WorkflowDi David Mazzon · · 10 min

Servicer NPL: come prioritizzare un portafoglio di 5.000 posizioni

Criteri operativi per filtrare per rischio tecnico, occupazione e conformità su volumi reali, senza aprire una perizia alla volta.

TL;DR

Segmentare prima per occupazione, poi per abusi non sanabili, poi per rapporto base/stima. Mai partire dal valore nominale più alto.

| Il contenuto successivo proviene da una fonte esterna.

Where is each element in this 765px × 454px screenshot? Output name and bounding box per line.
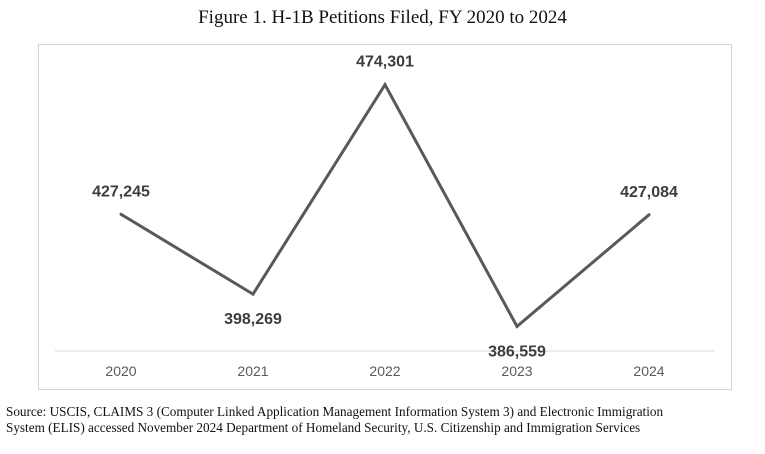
x-tick-label-2022: 2022 [369, 363, 400, 379]
data-label-2022: 474,301 [356, 54, 414, 71]
series-line [120, 81, 650, 329]
data-labels: 427,245 398,269 474,301 386,559 427,084 [92, 54, 678, 361]
chart-frame [38, 44, 732, 390]
source-line-2: System (ELIS) accessed November 2024 Dep… [6, 420, 641, 435]
data-label-2024: 427,084 [620, 184, 678, 201]
source-note: Source: USCIS, CLAIMS 3 (Computer Linked… [6, 404, 761, 436]
x-tick-label-2021: 2021 [237, 363, 268, 379]
source-line-1: Source: USCIS, CLAIMS 3 (Computer Linked… [6, 404, 664, 419]
data-point-2022 [383, 83, 387, 87]
x-tick-label-2023: 2023 [501, 363, 532, 379]
x-tick-labels: 2020 2021 2022 2023 2024 [105, 363, 664, 379]
data-point-2020 [119, 212, 123, 216]
series-layer [119, 81, 651, 329]
chart-title: Figure 1. H-1B Petitions Filed, FY 2020 … [198, 7, 567, 28]
data-label-2023: 386,559 [488, 343, 546, 360]
x-tick-label-2020: 2020 [105, 363, 136, 379]
data-point-2023 [515, 324, 519, 328]
data-point-2021 [251, 292, 255, 296]
data-label-2020: 427,245 [92, 183, 150, 200]
data-point-2024 [647, 213, 651, 217]
data-label-2021: 398,269 [224, 311, 282, 328]
x-tick-label-2024: 2024 [633, 363, 664, 379]
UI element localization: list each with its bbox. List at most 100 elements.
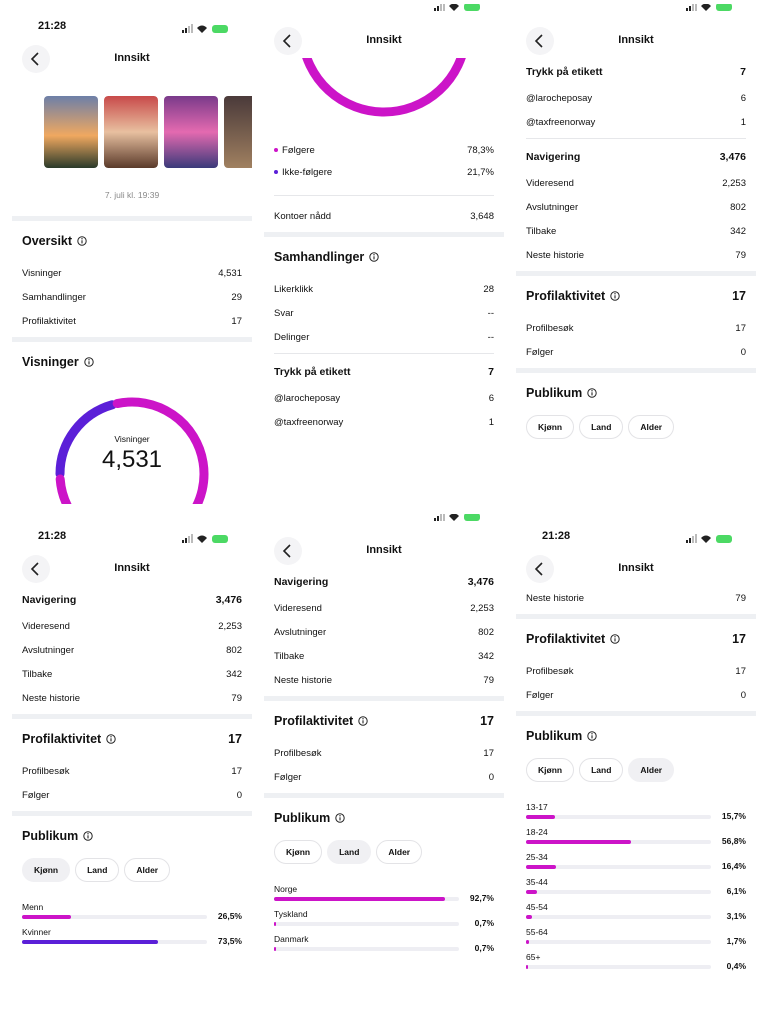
metric-value: 79 [735, 249, 746, 261]
filter-tabs: Kjønn Land Alder [516, 756, 756, 794]
bar-track [274, 897, 459, 901]
metric-row: @taxfreenorway 1 [516, 110, 756, 134]
group-total: 3,476 [719, 151, 746, 163]
filter-tab[interactable]: Alder [628, 415, 675, 439]
bar-value: 0,4% [726, 961, 746, 971]
section-total: 17 [480, 714, 494, 728]
section-divider [516, 614, 756, 619]
metric-label: @taxfreenorway [274, 416, 344, 428]
header-title: Innsikt [114, 562, 150, 574]
metric-value: 1 [740, 116, 746, 128]
gauge-value: 4,531 [101, 446, 163, 473]
filter-tab[interactable]: Kjønn [526, 415, 575, 439]
metric-row: Følger 0 [516, 340, 756, 364]
filter-tab[interactable]: Kjønn [22, 858, 71, 882]
back-button[interactable] [274, 27, 302, 55]
section-total: 17 [732, 289, 746, 303]
metric-label: Visninger [22, 267, 62, 279]
section-title: Publikum [526, 729, 583, 743]
metric-value: 17 [231, 765, 242, 777]
story-thumbnail[interactable] [44, 96, 98, 168]
back-button[interactable] [22, 555, 50, 583]
section-divider [264, 232, 504, 237]
group-total: 7 [740, 66, 746, 78]
filter-tab[interactable]: Alder [628, 758, 675, 782]
group-total: 3,476 [467, 576, 494, 588]
bar [274, 897, 446, 901]
filter-tab[interactable]: Land [327, 840, 372, 864]
info-icon [610, 634, 620, 644]
back-button[interactable] [526, 555, 554, 583]
status-icons-graphic [686, 534, 732, 543]
metric-value: 2,253 [722, 177, 746, 189]
section-title: Profilaktivitet [22, 732, 102, 746]
metric-value: 4,531 [218, 267, 242, 279]
bar-track [274, 947, 459, 951]
metric-row: Likerklikk 28 [264, 277, 504, 301]
metric-label: Avslutninger [22, 644, 75, 656]
story-thumbnails [12, 76, 252, 186]
section-divider [264, 793, 504, 798]
filter-tab[interactable]: Land [579, 758, 624, 782]
filter-tab[interactable]: Land [75, 858, 120, 882]
section-title: Publikum [22, 829, 79, 843]
phone-panel: Innsikt Navigering 3,476 Videresend 2,253 Avs… [264, 514, 504, 1014]
metric-row: @taxfreenorway 1 [264, 410, 504, 434]
section-heading: Profilaktivitet 17 [12, 719, 252, 759]
bar-value: 92,7% [469, 893, 494, 903]
metric-value: 6 [488, 392, 494, 404]
section-title: Publikum [274, 811, 331, 825]
metric-row: Videresend 2,253 [516, 171, 756, 195]
section-heading: Publikum [264, 798, 504, 838]
story-thumbnail[interactable] [224, 96, 252, 168]
info-icon [83, 831, 93, 841]
metric-row: Videresend 2,253 [264, 596, 504, 620]
row-rule [274, 353, 494, 354]
bar-label: 65+ [526, 952, 541, 962]
filter-tab[interactable]: Kjønn [274, 840, 323, 864]
metric-value: -- [487, 307, 494, 319]
back-button[interactable] [22, 45, 50, 73]
bar-value: 16,4% [721, 861, 746, 871]
metric-value: 79 [735, 592, 746, 604]
info-icon [610, 291, 620, 301]
bar-label: Tyskland [274, 909, 308, 919]
bar-item: 55-64 1,7% [516, 925, 756, 950]
metric-value: 0 [488, 771, 494, 783]
legend-entry: Følgere [274, 145, 315, 156]
metric-value: -- [487, 331, 494, 343]
metric-row: Svar -- [264, 301, 504, 325]
back-button[interactable] [526, 27, 554, 55]
bar-item: Norge 92,7% [264, 882, 504, 907]
legend-entry: Ikke-følgere [274, 167, 332, 178]
status-icons-graphic [434, 514, 480, 521]
group-row: Navigering 3,476 [264, 568, 504, 596]
filter-tab[interactable]: Alder [124, 858, 171, 882]
filter-tab[interactable]: Land [579, 415, 624, 439]
bar-label: Danmark [274, 934, 309, 944]
metric-label: Tilbake [274, 650, 305, 662]
metric-label: Profilbesøk [526, 322, 574, 334]
metric-label: Følger [526, 346, 554, 358]
section-divider [516, 368, 756, 373]
bar-item: 65+ 0,4% [516, 950, 756, 975]
back-button[interactable] [274, 537, 302, 565]
info-icon [335, 813, 345, 823]
metric-label: Svar [274, 307, 294, 319]
filter-tab[interactable]: Kjønn [526, 758, 575, 782]
status-time: 21:28 [542, 530, 571, 542]
group-row: Trykk på etikett 7 [516, 58, 756, 86]
legend-row: Ikke-følgere 21,7% [264, 161, 504, 183]
metric-label: Neste historie [274, 674, 333, 686]
section-heading: Profilaktivitet 17 [516, 619, 756, 659]
nav-header: Innsikt [12, 554, 252, 586]
metric-row: Avslutninger 802 [12, 638, 252, 662]
metric-label: Tilbake [22, 668, 53, 680]
metric-row: Tilbake 342 [264, 644, 504, 668]
story-thumbnail[interactable] [164, 96, 218, 168]
story-thumbnail[interactable] [102, 94, 160, 170]
bar-track [526, 890, 711, 894]
bar-value: 6,1% [726, 886, 746, 896]
filter-tab[interactable]: Alder [376, 840, 423, 864]
bar-label: Menn [22, 902, 44, 912]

Con un portafoglio di 5.000 posizioni, il problema non è la mancanza di dati. È che nessuno ha il tempo di leggere 5.000 perizie per decidere da dove iniziare.

Il criterio in tre passi

Il criterio più efficace che abbiamo visto funzionare: segmentare prima per stato occupazionale (le posizioni libere si muovono più in fretta di quelle occupate), poi per presenza di abusi non sanabili (che tipicamente allungano i tempi e riducono il valore recuperabile), infine per rapporto tra base d'asta e stima di mercato.

Da 5.000 posizioni a poche priorità

Un portafoglio filtrato su questi tre criteri riduce le 5.000 posizioni a un sottoinsieme molto più piccolo di priorità immediate, dove concentrare l'attenzione del team. Il resto entra in una coda di monitoraggio automatico, non sparisce.

L'errore più comune

L'errore più comune che vediamo è l'ordine inverso: iniziare dalle posizioni con il valore nominale più alto, senza guardare i dati tecnici che determinano se quel valore è realistico o no.